Reviewing Flea Circus Open Slam is rendered problematic by the ever fluctuating line up of performers; each night sees five fresh poets do lexical battle for a spot in August the fourteenth’s final. It therefore goes without saying that the level of poetic prowess on display across the ten night run will vary significantly; any one show could be amazing or abysmal.
The evening I attended fell somewhere in the middle. Lucy Ayrton was on compere duties, and kicked things off with what was arguably one of the best pieces of the show, it’s almost a shame that she wasn’t competing. Nevertheless, Ayrton gave the atmosphere a convivial, informal edge and her relaxed approach was infectious. In this vein, you have to question a scoring system which leant towards the convoluted. Penalties for going over length by ten seconds were enforced, and the less said about the audience judged scoring system the better. Granted, there’s nothing wrong with competition, but given how breezily the fact that winner Matthew West couldn’t make the final was dealt with, it does seem disproportionate.

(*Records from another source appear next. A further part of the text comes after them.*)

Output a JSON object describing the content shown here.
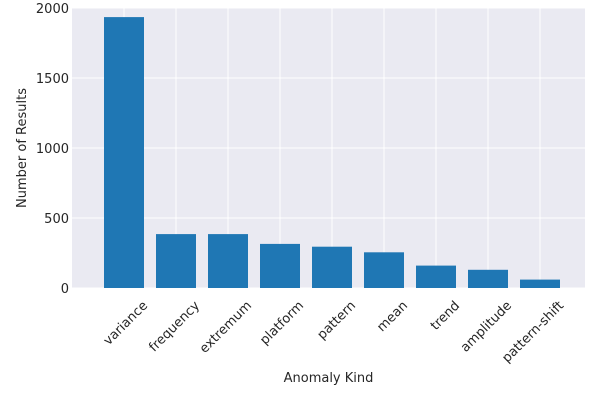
{
  "chart_data": {
    "type": "bar",
    "title": "",
    "xlabel": "Anomaly Kind",
    "ylabel": "Number of Results",
    "categories": [
      "variance",
      "frequency",
      "extremum",
      "platform",
      "pattern",
      "mean",
      "trend",
      "amplitude",
      "pattern-shift"
    ],
    "values": [
      1935,
      385,
      385,
      315,
      295,
      255,
      160,
      130,
      60
    ],
    "ylim": [
      0,
      2000
    ],
    "yticks": [
      0,
      500,
      1000,
      1500,
      2000
    ],
    "grid": true,
    "bar_color": "#1f77b4",
    "background_color": "#eaeaf2",
    "grid_color": "#ffffff"
  }
}
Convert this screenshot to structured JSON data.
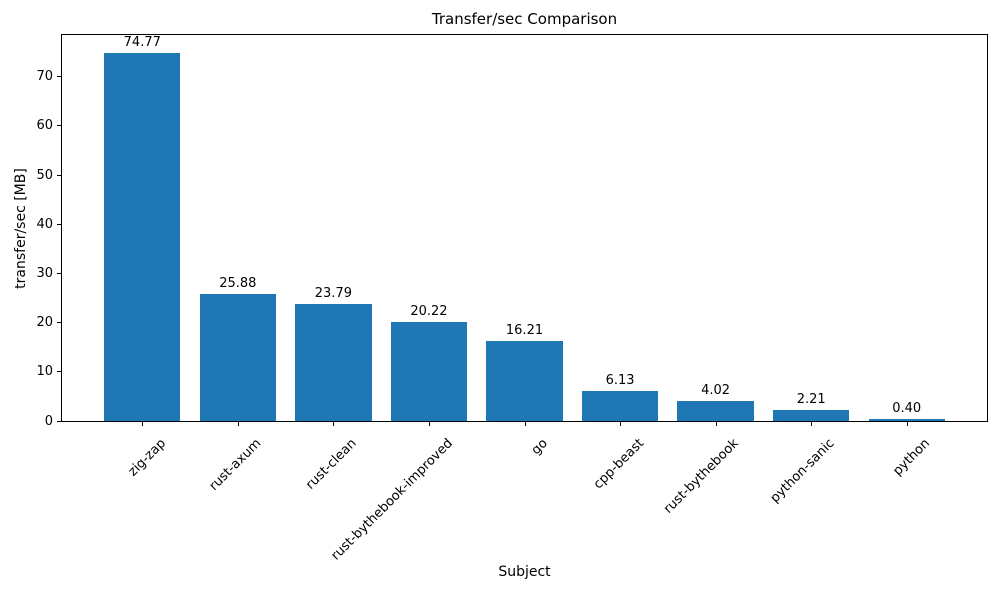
{
  "chart_data": {
    "type": "bar",
    "title": "Transfer/sec Comparison",
    "xlabel": "Subject",
    "ylabel": "transfer/sec [MB]",
    "categories": [
      "zig-zap",
      "rust-axum",
      "rust-clean",
      "rust-bythebook-improved",
      "go",
      "cpp-beast",
      "rust-bythebook",
      "python-sanic",
      "python"
    ],
    "values": [
      74.77,
      25.88,
      23.79,
      20.22,
      16.21,
      6.13,
      4.02,
      2.21,
      0.4
    ],
    "data_label_format": "2-decimals",
    "bar_color": "#1f77b4",
    "text_color": "#000000",
    "background_color": "#ffffff",
    "ylim": [
      0,
      78.5
    ],
    "yticks": [
      0,
      10,
      20,
      30,
      40,
      50,
      60,
      70
    ],
    "x_tick_rotation_degrees": 45,
    "grid": false,
    "legend": "none"
  }
}
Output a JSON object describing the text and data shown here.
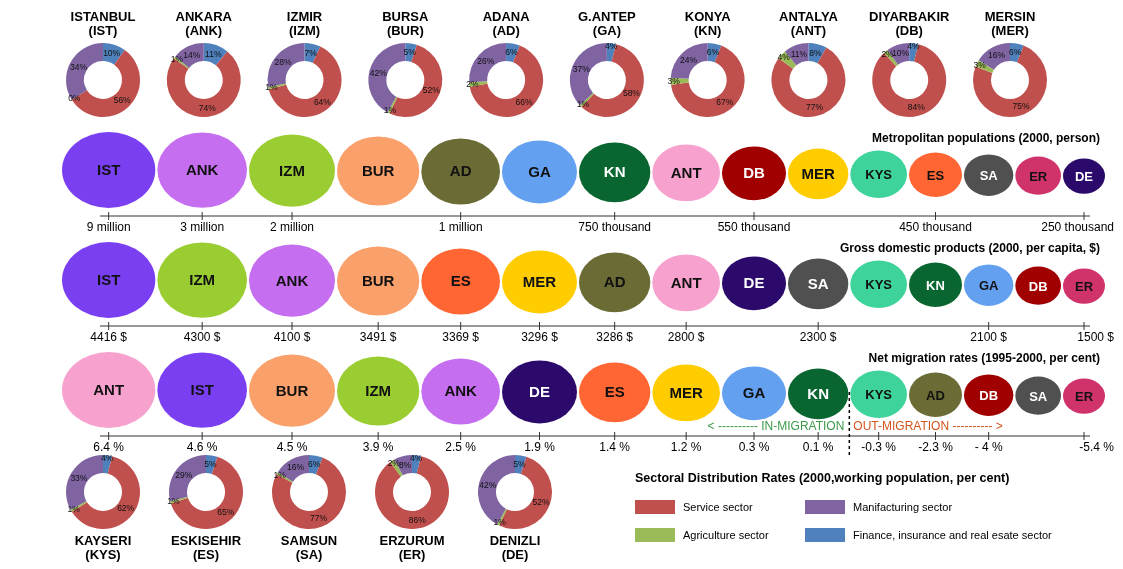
{
  "chart_data": [
    {
      "type": "donut",
      "title": "ISTANBUL (IST)",
      "categories": [
        null,
        null,
        null,
        null
      ],
      "values": [
        10,
        56,
        0,
        34
      ],
      "value_labels": [
        "10%",
        "56%",
        "0%",
        "34%"
      ],
      "colors": [
        "#4f81bd",
        "#c0504d",
        "#9bbb59",
        "#8064a2"
      ],
      "legend": false
    },
    {
      "type": "donut",
      "title": "ANKARA (ANK)",
      "categories": [
        null,
        null,
        null,
        null
      ],
      "values": [
        11,
        74,
        1,
        14
      ],
      "value_labels": [
        "11%",
        "74%",
        "1%",
        "14%"
      ],
      "colors": [
        "#4f81bd",
        "#c0504d",
        "#9bbb59",
        "#8064a2"
      ],
      "legend": false
    },
    {
      "type": "donut",
      "title": "IZMIR (IZM)",
      "categories": [
        null,
        null,
        null,
        null
      ],
      "values": [
        7,
        64,
        1,
        28
      ],
      "value_labels": [
        "7%",
        "64%",
        "1%",
        "28%"
      ],
      "colors": [
        "#4f81bd",
        "#c0504d",
        "#9bbb59",
        "#8064a2"
      ],
      "legend": false
    },
    {
      "type": "donut",
      "title": "BURSA (BUR)",
      "categories": [
        null,
        null,
        null,
        null
      ],
      "values": [
        5,
        52,
        1,
        42
      ],
      "value_labels": [
        "5%",
        "52%",
        "1%",
        "42%"
      ],
      "colors": [
        "#4f81bd",
        "#c0504d",
        "#9bbb59",
        "#8064a2"
      ],
      "legend": false
    },
    {
      "type": "donut",
      "title": "ADANA (AD)",
      "categories": [
        null,
        null,
        null,
        null
      ],
      "values": [
        6,
        66,
        2,
        26
      ],
      "value_labels": [
        "6%",
        "66%",
        "2%",
        "26%"
      ],
      "colors": [
        "#4f81bd",
        "#c0504d",
        "#9bbb59",
        "#8064a2"
      ],
      "legend": false
    },
    {
      "type": "donut",
      "title": "G.ANTEP (GA)",
      "categories": [
        null,
        null,
        null,
        null
      ],
      "values": [
        4,
        58,
        1,
        37
      ],
      "value_labels": [
        "4%",
        "58%",
        "1%",
        "37%"
      ],
      "colors": [
        "#4f81bd",
        "#c0504d",
        "#9bbb59",
        "#8064a2"
      ],
      "legend": false
    },
    {
      "type": "donut",
      "title": "KONYA (KN)",
      "categories": [
        null,
        null,
        null,
        null
      ],
      "values": [
        6,
        67,
        3,
        24
      ],
      "value_labels": [
        "6%",
        "67%",
        "3%",
        "24%"
      ],
      "colors": [
        "#4f81bd",
        "#c0504d",
        "#9bbb59",
        "#8064a2"
      ],
      "legend": false
    },
    {
      "type": "donut",
      "title": "ANTALYA (ANT)",
      "categories": [
        null,
        null,
        null,
        null
      ],
      "values": [
        8,
        77,
        4,
        11
      ],
      "value_labels": [
        "8%",
        "77%",
        "4%",
        "11%"
      ],
      "colors": [
        "#4f81bd",
        "#c0504d",
        "#9bbb59",
        "#8064a2"
      ],
      "legend": false
    },
    {
      "type": "donut",
      "title": "DIYARBAKIR (DB)",
      "categories": [
        null,
        null,
        null,
        null
      ],
      "values": [
        4,
        84,
        2,
        10
      ],
      "value_labels": [
        "4%",
        "84%",
        "2%",
        "10%"
      ],
      "colors": [
        "#4f81bd",
        "#c0504d",
        "#9bbb59",
        "#8064a2"
      ],
      "legend": false
    },
    {
      "type": "donut",
      "title": "MERSIN (MER)",
      "categories": [
        null,
        null,
        null,
        null
      ],
      "values": [
        6,
        75,
        3,
        16
      ],
      "value_labels": [
        "6%",
        "75%",
        "3%",
        "16%"
      ],
      "colors": [
        "#4f81bd",
        "#c0504d",
        "#9bbb59",
        "#8064a2"
      ],
      "legend": false
    },
    {
      "type": "other",
      "title": "Metropolitan populations (2000, person)",
      "categories": [
        "IST",
        "ANK",
        "IZM",
        "BUR",
        "AD",
        "GA",
        "KN",
        "ANT",
        "DB",
        "MER",
        "KYS",
        "ES",
        "SA",
        "ER",
        "DE"
      ],
      "colors": [
        "#7b3ff2",
        "#c66ef0",
        "#9acd32",
        "#f9a06b",
        "#6b6b35",
        "#64a0f0",
        "#0a6630",
        "#f7a1cf",
        "#a00000",
        "#ffcc00",
        "#3dd39a",
        "#ff6633",
        "#505050",
        "#d0336b",
        "#2c0a6b"
      ],
      "value_labels": [
        "9 million",
        "3 million",
        "2 million",
        null,
        "1 million",
        null,
        "750 thousand",
        null,
        "550 thousand",
        null,
        null,
        "450 thousand",
        null,
        null,
        "250 thousand"
      ]
    },
    {
      "type": "other",
      "title": "Gross domestic products (2000, per capita, $)",
      "categories": [
        "IST",
        "IZM",
        "ANK",
        "BUR",
        "ES",
        "MER",
        "AD",
        "ANT",
        "DE",
        "SA",
        "KYS",
        "KN",
        "GA",
        "DB",
        "ER"
      ],
      "colors": [
        "#7b3ff2",
        "#9acd32",
        "#c66ef0",
        "#f9a06b",
        "#ff6633",
        "#ffcc00",
        "#6b6b35",
        "#f7a1cf",
        "#2c0a6b",
        "#505050",
        "#3dd39a",
        "#0a6630",
        "#64a0f0",
        "#a00000",
        "#d0336b"
      ],
      "value_labels": [
        "4416 $",
        "4300 $",
        "4100 $",
        "3491 $",
        "3369 $",
        "3296 $",
        "3286 $",
        "2800 $",
        null,
        "2300 $",
        null,
        null,
        "2100 $",
        null,
        "1500 $"
      ]
    },
    {
      "type": "other",
      "title": "Net migration rates (1995-2000, per cent)",
      "categories": [
        "ANT",
        "IST",
        "BUR",
        "IZM",
        "ANK",
        "DE",
        "ES",
        "MER",
        "GA",
        "KN",
        "KYS",
        "AD",
        "DB",
        "SA",
        "ER"
      ],
      "colors": [
        "#f7a1cf",
        "#7b3ff2",
        "#f9a06b",
        "#9acd32",
        "#c66ef0",
        "#2c0a6b",
        "#ff6633",
        "#ffcc00",
        "#64a0f0",
        "#0a6630",
        "#3dd39a",
        "#6b6b35",
        "#a00000",
        "#505050",
        "#d0336b"
      ],
      "value_labels": [
        "6.4 %",
        "4.6 %",
        "4.5 %",
        "3.9 %",
        "2.5 %",
        "1.9 %",
        "1.4 %",
        "1.2 %",
        "0.3 %",
        "0.1 %",
        "-0.3 %",
        "-2.3 %",
        "- 4 %",
        null,
        "-5.4 %"
      ],
      "annotations": [
        {
          "text": "< ---------- IN-MIGRATION",
          "x": "KN"
        },
        {
          "text": "OUT-MIGRATION ---------- >",
          "x": "KYS"
        }
      ]
    },
    {
      "type": "donut",
      "title": "KAYSERI (KYS)",
      "categories": [
        null,
        null,
        null,
        null
      ],
      "values": [
        4,
        62,
        1,
        33
      ],
      "value_labels": [
        "4%",
        "62%",
        "1%",
        "33%"
      ],
      "colors": [
        "#4f81bd",
        "#c0504d",
        "#9bbb59",
        "#8064a2"
      ],
      "legend": false
    },
    {
      "type": "donut",
      "title": "ESKISEHIR (ES)",
      "categories": [
        null,
        null,
        null,
        null
      ],
      "values": [
        5,
        65,
        1,
        29
      ],
      "value_labels": [
        "5%",
        "65%",
        "1%",
        "29%"
      ],
      "colors": [
        "#4f81bd",
        "#c0504d",
        "#9bbb59",
        "#8064a2"
      ],
      "legend": false
    },
    {
      "type": "donut",
      "title": "SAMSUN (SA)",
      "categories": [
        null,
        null,
        null,
        null
      ],
      "values": [
        6,
        77,
        1,
        16
      ],
      "value_labels": [
        "6%",
        "77%",
        "1%",
        "16%"
      ],
      "colors": [
        "#4f81bd",
        "#c0504d",
        "#9bbb59",
        "#8064a2"
      ],
      "legend": false
    },
    {
      "type": "donut",
      "title": "ERZURUM (ER)",
      "categories": [
        null,
        null,
        null,
        null
      ],
      "values": [
        4,
        86,
        2,
        8
      ],
      "value_labels": [
        "4%",
        "86%",
        "2%",
        "8%"
      ],
      "colors": [
        "#4f81bd",
        "#c0504d",
        "#9bbb59",
        "#8064a2"
      ],
      "legend": false
    },
    {
      "type": "donut",
      "title": "DENIZLI (DE)",
      "categories": [
        "Finance, insurance and real esate sector",
        "Service sector",
        "Agriculture sector",
        "Manifacturing sector"
      ],
      "values": [
        5,
        52,
        1,
        42
      ],
      "value_labels": [
        "5%",
        "52%",
        "1%",
        "42%"
      ],
      "colors": [
        "#4f81bd",
        "#c0504d",
        "#9bbb59",
        "#8064a2"
      ],
      "legend": "right",
      "legend_title": "Sectoral Distribution Rates (2000,working population, per cent)"
    }
  ]
}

West himself was a deserving winner, given the stunning delivery of his animal alphabet piece. That the man had the audience in stiches over something which was essentially an exercise in vocabulary confirms his status as a wordsmith. The best of the rest was Henry Raby, whose rhythmic, punchy energy was put to good use with Letter from the Man to the Boy. Regrettably the other hopefuls were anything but memorable; their respective efforts were adequate, but unlikely to stay with you in the long term.
Headliner, Richard Tyrone-Jones was mixed bag in himself. Something of a legend, in poetry circles at least, his droll, off kilter sense of humour was utilized to full effect, jokes occasionally fell flat, but this was the exception and not the rule. The artist was at his weakest when opting for more disturbing material, and whilst a worthy post slam act, he couldn’t hold a candle up to the mighty West.
All things considered, the Flea Circus Open Slam is a classic example of preaching to the choir; if spoken word isn’t your tipple, there’s little in the way of innovation here to change your mind, a show for the converted only.